Japanese Lesson 23 – Plural noun and how to use number words in sentence

I have introduced the way of counting things in Japanese on several pages.
In this page, I explain how to use number words in sentence.

Plural form of Japanese noun

First, I describe plural form of Japanese noun.

To put it simply,
Japanese nouns have no plural form.

That’s very fortunate thing.
We must learn the plural forms in English or other main languages.
But to learn Japanese, you don’t need to worry about such a thing.

Whether a noun is singular or plural is recognized by adding an expression of number.

However, there are plural words about noun of person.
To express more than one person, the words are often used. Of course, it is OK to use the singular form.
It is very easy to make the word. You have only to add “tachi” at the end of singular form.


“Hitobito” is mainly used to express a large group of people.

Connection of number word and noun

In English, a number word is put before a noun and the noun is plural form.
(e.g. three books)
In Japanese, a number with unit word and noun are connected with a particle “no”.
(e.g. san-satsu no hon)

All number words with unit word I have explained are able to be used with this pattern.

three promises = mittsu no yakusoku
five stones = go-ko no ishi
six pencils = roppon no enpitsu

fourth station = yon-banme no eki
seventh travel = nana-dome no ryokoo

mountain 1,000 meters high = sen-meetoru no yama
300 grams of beef = sanbyaku-guramu no gyuuniku

How to use number word in Japanese sentence

First, let’s use above connected words.

I bought three books.
Watashi wa san-satsu no hon o kai mashita.
Ueno is the fourth station from Tokyo.
Ueno wa Tookyoo kara yon-banme no eki desu.

These are the same structure as English sentence.
Of course, there are natural Japanese.
But, about the first sentence by Frame-A, there is another way that number is used like an adverb without connecting number and noun.

Watashi wa san-satsu no hon o kai mashita.
= Watashi wa hon o san-satsu kai mashita.
= Watashi wa san-satsu hon o kai mashita.

The lowest sentence looks like the top sentence without “no”.
But the structure of sentence is quite different.

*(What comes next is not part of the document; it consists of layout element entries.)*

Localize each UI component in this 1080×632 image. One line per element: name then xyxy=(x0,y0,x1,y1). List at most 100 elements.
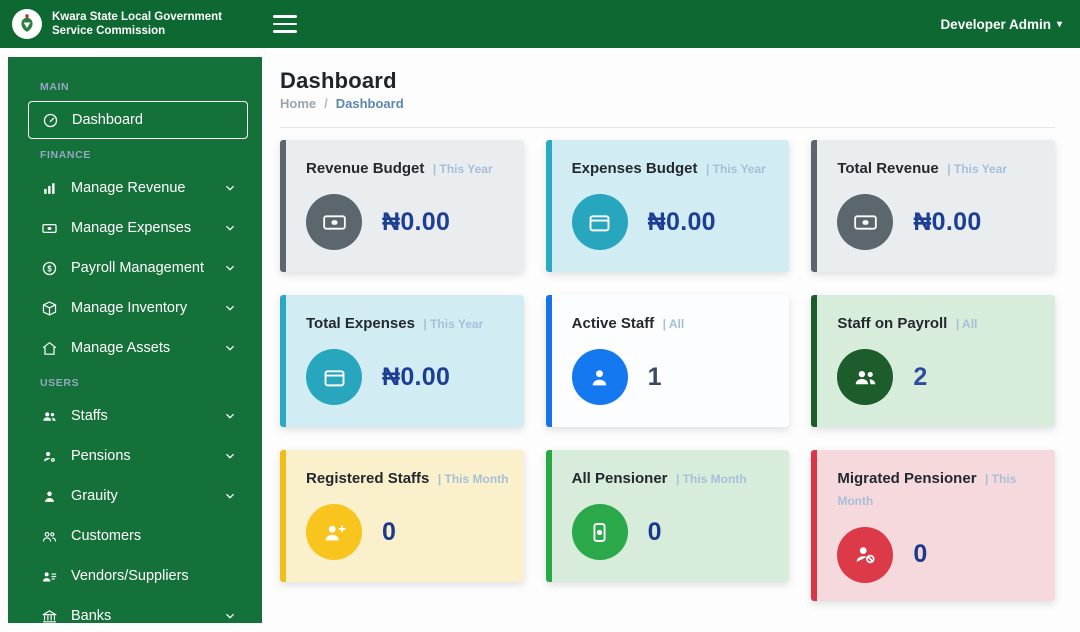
sidebar-item-dashboard[interactable]: Dashboard xyxy=(28,101,248,139)
sidebar-item-manage-assets[interactable]: Manage Assets xyxy=(28,329,248,367)
active-staff-card: Active Staff | All 1 xyxy=(546,295,790,427)
box-icon xyxy=(40,299,58,317)
sidebar-item-label: Manage Expenses xyxy=(71,220,191,236)
main-content: Dashboard Home / Dashboard Revenue Budge… xyxy=(280,60,1055,601)
card-value: 2 xyxy=(913,363,927,392)
sidebar-item-label: Vendors/Suppliers xyxy=(71,568,189,584)
sidebar-item-label: Manage Revenue xyxy=(71,180,185,196)
people-icon xyxy=(837,349,893,405)
sidebar-item-staffs[interactable]: Staffs xyxy=(28,397,248,435)
sidebar-item-label: Customers xyxy=(71,528,141,544)
banknote-icon xyxy=(837,194,893,250)
section-label-main: MAIN xyxy=(40,81,248,93)
card-subtitle: | This Year xyxy=(947,162,1007,176)
sidebar-item-manage-expenses[interactable]: Manage Expenses xyxy=(28,209,248,247)
breadcrumb-separator: / xyxy=(324,96,328,111)
svg-text:$: $ xyxy=(47,264,52,273)
sidebar-item-label: Banks xyxy=(71,608,111,623)
card-subtitle: | This Year xyxy=(433,162,493,176)
sidebar: MAIN Dashboard FINANCE Manage Revenue Ma… xyxy=(8,57,262,623)
person-plus-icon xyxy=(306,504,362,560)
sidebar-item-grauity[interactable]: Grauity xyxy=(28,477,248,515)
coat-of-arms-logo xyxy=(12,9,42,39)
sidebar-item-banks[interactable]: Banks xyxy=(28,597,248,623)
person-icon xyxy=(572,349,628,405)
dollar-circle-icon: $ xyxy=(40,259,58,277)
banknote-icon xyxy=(40,219,58,237)
card-value: ₦0.00 xyxy=(913,208,981,237)
sidebar-item-label: Manage Assets xyxy=(71,340,170,356)
card-value: 0 xyxy=(382,518,396,547)
hamburger-menu-icon[interactable] xyxy=(273,15,297,33)
brand: Kwara State Local Government Service Com… xyxy=(0,9,255,39)
breadcrumb-current: Dashboard xyxy=(336,96,404,111)
card-title: Expenses Budget xyxy=(572,160,698,177)
stat-cards-grid: Revenue Budget | This Year ₦0.00 Expense… xyxy=(280,140,1055,601)
user-menu-label: Developer Admin xyxy=(940,17,1051,32)
chevron-down-icon xyxy=(223,181,238,196)
card-value: ₦0.00 xyxy=(382,208,450,237)
card-value: ₦0.00 xyxy=(382,363,450,392)
top-bar: Kwara State Local Government Service Com… xyxy=(0,0,1080,48)
home-icon xyxy=(40,339,58,357)
sidebar-item-manage-revenue[interactable]: Manage Revenue xyxy=(28,169,248,207)
card-title: Total Revenue xyxy=(837,160,938,177)
card-subtitle: | All xyxy=(663,317,685,331)
card-title: Registered Staffs xyxy=(306,470,429,487)
card-subtitle: | This Year xyxy=(706,162,766,176)
chevron-down-icon xyxy=(223,489,238,504)
card-title: Active Staff xyxy=(572,315,655,332)
sidebar-item-payroll-management[interactable]: $ Payroll Management xyxy=(28,249,248,287)
sidebar-item-label: Staffs xyxy=(71,408,108,424)
sidebar-item-label: Payroll Management xyxy=(71,260,204,276)
sidebar-item-vendors-suppliers[interactable]: Vendors/Suppliers xyxy=(28,557,248,595)
page-title: Dashboard xyxy=(280,68,1055,94)
bank-icon xyxy=(40,607,58,623)
section-label-users: USERS xyxy=(40,377,248,389)
sidebar-item-label: Dashboard xyxy=(72,112,143,128)
migrated-pensioner-card: Migrated Pensioner | This Month 0 xyxy=(811,450,1055,601)
group-icon xyxy=(40,527,58,545)
card-value: ₦0.00 xyxy=(648,208,716,237)
person-icon xyxy=(40,487,58,505)
card-subtitle: | All xyxy=(956,317,978,331)
sidebar-item-customers[interactable]: Customers xyxy=(28,517,248,555)
chevron-down-icon xyxy=(223,261,238,276)
sidebar-item-manage-inventory[interactable]: Manage Inventory xyxy=(28,289,248,327)
section-label-finance: FINANCE xyxy=(40,149,248,161)
banknote-icon xyxy=(306,194,362,250)
chevron-down-icon xyxy=(223,449,238,464)
people-icon xyxy=(40,407,58,425)
breadcrumb-home-link[interactable]: Home xyxy=(280,96,316,111)
total-revenue-card: Total Revenue | This Year ₦0.00 xyxy=(811,140,1055,272)
expenses-budget-card: Expenses Budget | This Year ₦0.00 xyxy=(546,140,790,272)
sidebar-item-pensions[interactable]: Pensions xyxy=(28,437,248,475)
registered-staffs-card: Registered Staffs | This Month 0 xyxy=(280,450,524,582)
chevron-down-icon xyxy=(223,409,238,424)
card-title: Total Expenses xyxy=(306,315,415,332)
breadcrumb: Home / Dashboard xyxy=(280,96,1055,111)
sidebar-item-label: Manage Inventory xyxy=(71,300,187,316)
total-expenses-card: Total Expenses | This Year ₦0.00 xyxy=(280,295,524,427)
all-pensioner-card: All Pensioner | This Month 0 xyxy=(546,450,790,582)
sidebar-item-label: Pensions xyxy=(71,448,131,464)
card-title: All Pensioner xyxy=(572,470,668,487)
chevron-down-icon xyxy=(223,609,238,624)
staff-on-payroll-card: Staff on Payroll | All 2 xyxy=(811,295,1055,427)
chevron-down-icon xyxy=(223,301,238,316)
brand-title: Kwara State Local Government Service Com… xyxy=(52,10,222,39)
revenue-budget-card: Revenue Budget | This Year ₦0.00 xyxy=(280,140,524,272)
person-gear-icon xyxy=(40,447,58,465)
person-list-icon xyxy=(40,567,58,585)
card-subtitle: | This Month xyxy=(676,472,747,486)
card-title: Revenue Budget xyxy=(306,160,424,177)
caret-down-icon: ▾ xyxy=(1057,19,1062,30)
card-title: Migrated Pensioner xyxy=(837,470,976,487)
card-value: 1 xyxy=(648,363,662,392)
content-divider xyxy=(280,127,1055,128)
card-subtitle: | This Year xyxy=(423,317,483,331)
user-menu-dropdown[interactable]: Developer Admin ▾ xyxy=(940,17,1080,32)
chevron-down-icon xyxy=(223,341,238,356)
gauge-icon xyxy=(41,111,59,129)
chevron-down-icon xyxy=(223,221,238,236)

Of course, it is also OK to use for subject.

Ten children go to Kyoto.
Juu-nin no kodomotachi ga Kyooto e iki masu.
= Kodomotachi ga juu-nin Kyooto e iki masu.

Asking number of object

I explained question sentence by interrogative in the page of Lesson-13.
I explain the question sentence to ask the number here.

When you ask the number of the object in Japanese, you need to add the unit word to the interrogative.


About countable thing, “ikutsu” is all‐purpose word.
When you ask the price, “ikura” is used.

When you know the unit word of the object, you can make the interrogative by connecting “nan” and the unit word.

When you ask the age, “nan-sai” is the formal form but a little informal “ikutsu” is often used.

How many sushis did you have?
Anata wa sushi o ikutsu tabe mashita ka?
Anata wa sushi o nanko tabe mashita ka?
How old is she?
Kanojo wa nansai desu ka?
Kanojo wa ikutsu desu ka?
How much is this kimono?
Kono kimono wa ikura desu ka?
How many people go to Kyoto?
Nannin ga Kyooto e iku no desu ka?
How many books did you buy?
Anata wa hon o nansatsu kai mashita ka?
How many times have you been to Japan?
Anata wa nankai Nihon e iki mashita ka?
How many kilograms is this baggage? (baggage = nimotsu in Japanese)
Kono nimotsu wa nankiro desu ka?

The words to express irregular number

I have explained how to use the fixed number.
Incidentally, let’s learn the expression by irregular number.


“Takusan” and “ooku” meaning “many” and “much” are often used.
They can be used for both countable and uncountable nouns.

“Subete” and “zenbu” meaning “all” are also used to the same degree.

Japanese words expressing irregular number such as “some” and “several” are also ones based on the unit of number.
As the form, they are the words adding “ka” at the end of above interrogative.

I had much sushis.
Watashi wa takusan no sushi o tabe mashita.
Watashi wa sushi o takusan tabe mashita.
All people go to Kyoto. (people = hito in Japanese)
Subete no hito ga Kyooto e iki masu.
Some people go to Kyoto.
Nannin-ka no hito ga Kyooto e iki masu.
I bought some books.
Watashi wa nansatsu-ka no hon o kai mashita.
Watashi wa hon o nansatsu-ka kai mashita.
I traveled to Japan several times last year.
Watashi wa kyonen Nihon e nando-ka iki mashita.
He ran for some kilometers this morning.
Kare wa kesa nankiro-ka hashiri mashita.